Process Measures for Improving the Quality of Refractory Castables Used in Electric Furnace Steelmaking

Electric furnace steelmaking uses electrical energy as the heat source. The furnace roof was originally built with silica bricks. In the late 1960s, high-alumina materials began to be tested, which offered better refractoriness, high-temperature corrosion resistance, and thermal shock resistance than silica bricks; thus, they were widely used in steel plants for many years. After the 1990s, fully water-cooled furnace-roof technology became widely adopted. To reduce furnace downtime and labor intensity, monolithic refractory castables—typically high-alumina or corundum castables reinforced with steel fibers—were commonly used in the electrode-triangle area.

To improve the quality of the castables, the following technological measures can be implemented:

1. Use high-purity raw materials with fewer impurities and good high-temperature volume stability, which helps enhance the high-temperature volume stability and corrosion resistance of the castables.
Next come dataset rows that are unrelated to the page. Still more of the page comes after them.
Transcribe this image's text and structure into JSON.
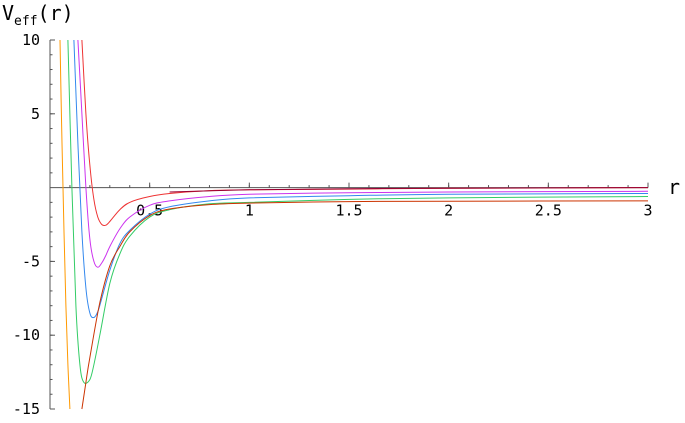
{
  "chart_data": {
    "type": "line",
    "xlabel": "r",
    "ylabel_main": "V",
    "ylabel_sub": "eff",
    "ylabel_arg": "(r)",
    "xlim": [
      0,
      3
    ],
    "ylim": [
      -15,
      10
    ],
    "x_ticks": [
      0.5,
      1,
      1.5,
      2,
      2.5,
      3
    ],
    "x_tick_labels": [
      "0.5",
      "1",
      "1.5",
      "2",
      "2.5",
      "3"
    ],
    "y_ticks": [
      10,
      5,
      -5,
      -10,
      -15
    ],
    "y_tick_labels": [
      "10",
      "5",
      "-5",
      "-10",
      "-15"
    ],
    "grid": false,
    "series": [
      {
        "color": "#ff9900",
        "x": [
          0.05,
          0.06,
          0.07,
          0.08,
          0.09,
          0.1
        ],
        "y": [
          10,
          3,
          -3,
          -8,
          -12,
          -15
        ]
      },
      {
        "color": "#33cc66",
        "x": [
          0.09,
          0.11,
          0.13,
          0.15,
          0.17,
          0.2,
          0.22,
          0.25,
          0.3,
          0.35,
          0.4,
          0.5,
          0.6,
          0.8,
          1.0,
          1.5,
          2.0,
          3.0
        ],
        "y": [
          10,
          0,
          -8,
          -12,
          -13.2,
          -13.0,
          -12.0,
          -10.0,
          -6.5,
          -4.5,
          -3.3,
          -2.0,
          -1.5,
          -1.1,
          -1.0,
          -0.8,
          -0.7,
          -0.6
        ]
      },
      {
        "color": "#3388ee",
        "x": [
          0.12,
          0.14,
          0.16,
          0.18,
          0.2,
          0.22,
          0.24,
          0.26,
          0.3,
          0.35,
          0.4,
          0.5,
          0.6,
          0.8,
          1.0,
          1.5,
          2.0,
          3.0
        ],
        "y": [
          10,
          3,
          -3,
          -6.8,
          -8.5,
          -8.8,
          -8.4,
          -7.5,
          -5.6,
          -3.8,
          -2.9,
          -1.8,
          -1.3,
          -0.9,
          -0.7,
          -0.55,
          -0.45,
          -0.4
        ]
      },
      {
        "color": "#cc33ee",
        "x": [
          0.14,
          0.16,
          0.18,
          0.2,
          0.22,
          0.24,
          0.26,
          0.28,
          0.3,
          0.35,
          0.4,
          0.5,
          0.6,
          0.8,
          1.0,
          1.5,
          2.0,
          3.0
        ],
        "y": [
          10,
          5,
          0,
          -3.5,
          -5.0,
          -5.4,
          -5.1,
          -4.6,
          -4.0,
          -2.8,
          -2.0,
          -1.2,
          -0.9,
          -0.6,
          -0.45,
          -0.35,
          -0.3,
          -0.25
        ]
      },
      {
        "color": "#ee3333",
        "x": [
          0.16,
          0.18,
          0.2,
          0.22,
          0.24,
          0.26,
          0.28,
          0.3,
          0.35,
          0.4,
          0.5,
          0.6,
          0.8,
          1.0,
          1.5,
          2.0,
          3.0
        ],
        "y": [
          10,
          5,
          1.5,
          -0.8,
          -2.0,
          -2.5,
          -2.55,
          -2.3,
          -1.5,
          -1.0,
          -0.6,
          -0.4,
          -0.2,
          -0.15,
          -0.1,
          -0.05,
          0.0
        ]
      },
      {
        "color": "#cc3300",
        "x": [
          0.16,
          0.18,
          0.2,
          0.25,
          0.3,
          0.35,
          0.4,
          0.5,
          0.6,
          0.8,
          1.0,
          1.5,
          2.0,
          3.0
        ],
        "y": [
          -15,
          -13.2,
          -11.5,
          -7.8,
          -5.3,
          -4.0,
          -3.0,
          -1.9,
          -1.45,
          -1.15,
          -1.05,
          -0.95,
          -0.92,
          -0.9
        ]
      },
      {
        "color": "#990033",
        "x": [
          0.6,
          1.0,
          1.5,
          2.0,
          3.0
        ],
        "y": [
          -0.3,
          -0.15,
          -0.08,
          -0.04,
          0.0
        ]
      }
    ]
  }
}
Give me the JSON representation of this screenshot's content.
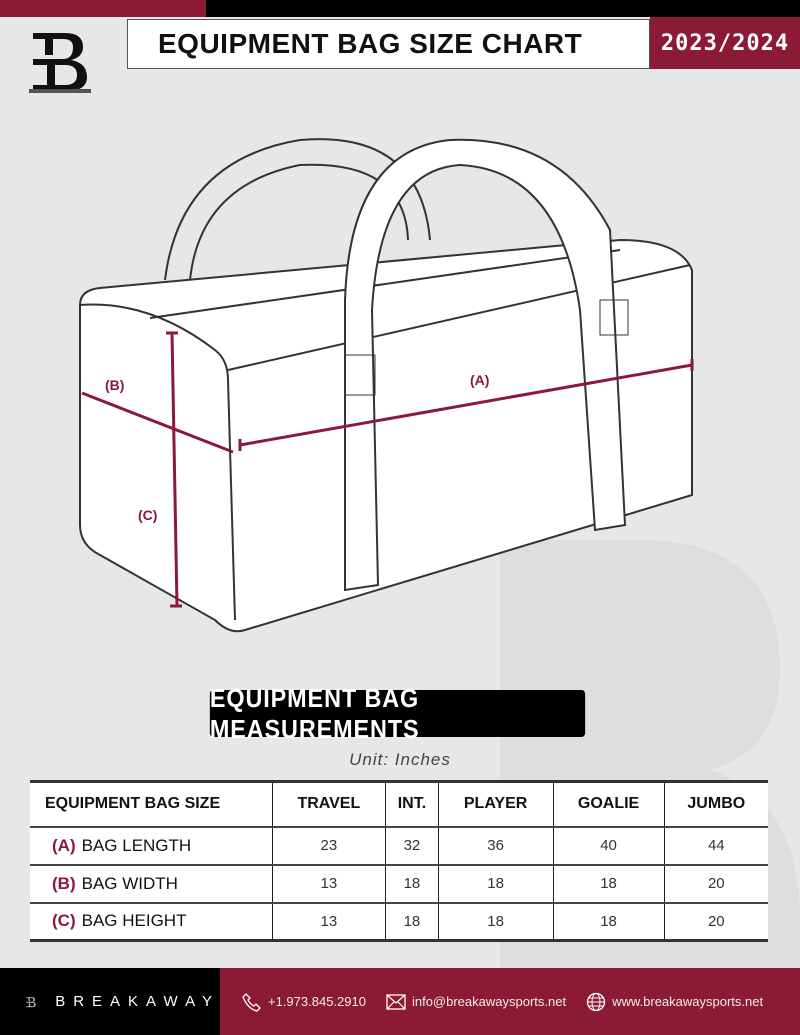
{
  "header": {
    "title": "EQUIPMENT BAG SIZE CHART",
    "season": "2023/2024",
    "logo_letter": "B"
  },
  "diagram": {
    "label_a": "(A)",
    "label_b": "(B)",
    "label_c": "(C)",
    "accent": "#8b1a36"
  },
  "section": {
    "title": "EQUIPMENT BAG MEASUREMENTS",
    "unit": "Unit: Inches"
  },
  "table": {
    "corner": "EQUIPMENT BAG SIZE",
    "columns": [
      "TRAVEL",
      "INT.",
      "PLAYER",
      "GOALIE",
      "JUMBO"
    ],
    "rows": [
      {
        "key": "(A)",
        "label": "BAG LENGTH",
        "values": [
          "23",
          "32",
          "36",
          "40",
          "44"
        ]
      },
      {
        "key": "(B)",
        "label": "BAG WIDTH",
        "values": [
          "13",
          "18",
          "18",
          "18",
          "20"
        ]
      },
      {
        "key": "(C)",
        "label": "BAG HEIGHT",
        "values": [
          "13",
          "18",
          "18",
          "18",
          "20"
        ]
      }
    ]
  },
  "footer": {
    "brand": "BREAKAWAY",
    "phone": "+1.973.845.2910",
    "email": "info@breakawaysports.net",
    "website": "www.breakawaysports.net"
  },
  "colors": {
    "brand_red": "#8b1a36",
    "black": "#000000"
  }
}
2. Minimize the CaO content, meaning reducing the amount of cement used, since an increase in CaO content significantly increases the amount of liquid phase, which is detrimental to the high-temperature performance of the castables.

3. Add an appropriate amount of α-Al₂O₃ to increase the material’s medium-temperature strength. α-Al₂O₃ can react with CaO to form CA and CA₂, resulting in a certain degree of volume expansion. This expansion helps compensate for the volume shrinkage caused by dehydration and phase transformation of the castables.

4. Add a suitable amount of soft clay as a sintering agent to promote liquid-phase formation and sintering, in order to achieve ceramic bonding.

5. Add an appropriate amount of an expansion agent (kyanite). The volume expansion generated during the mullitization of kyanite helps offset the volume shrinkage occurring during the sintering process.

6. Introduce heat-resistant stainless-steel fibers to improve thermal shock resistance and enhance material toughness, thereby reducing structural spalling and damage of the castables.

7. Add an appropriate amount of anti-explosion agent to allow water vapor within the castables to escape smoothly during baking, thereby improving the baking quality of the castables.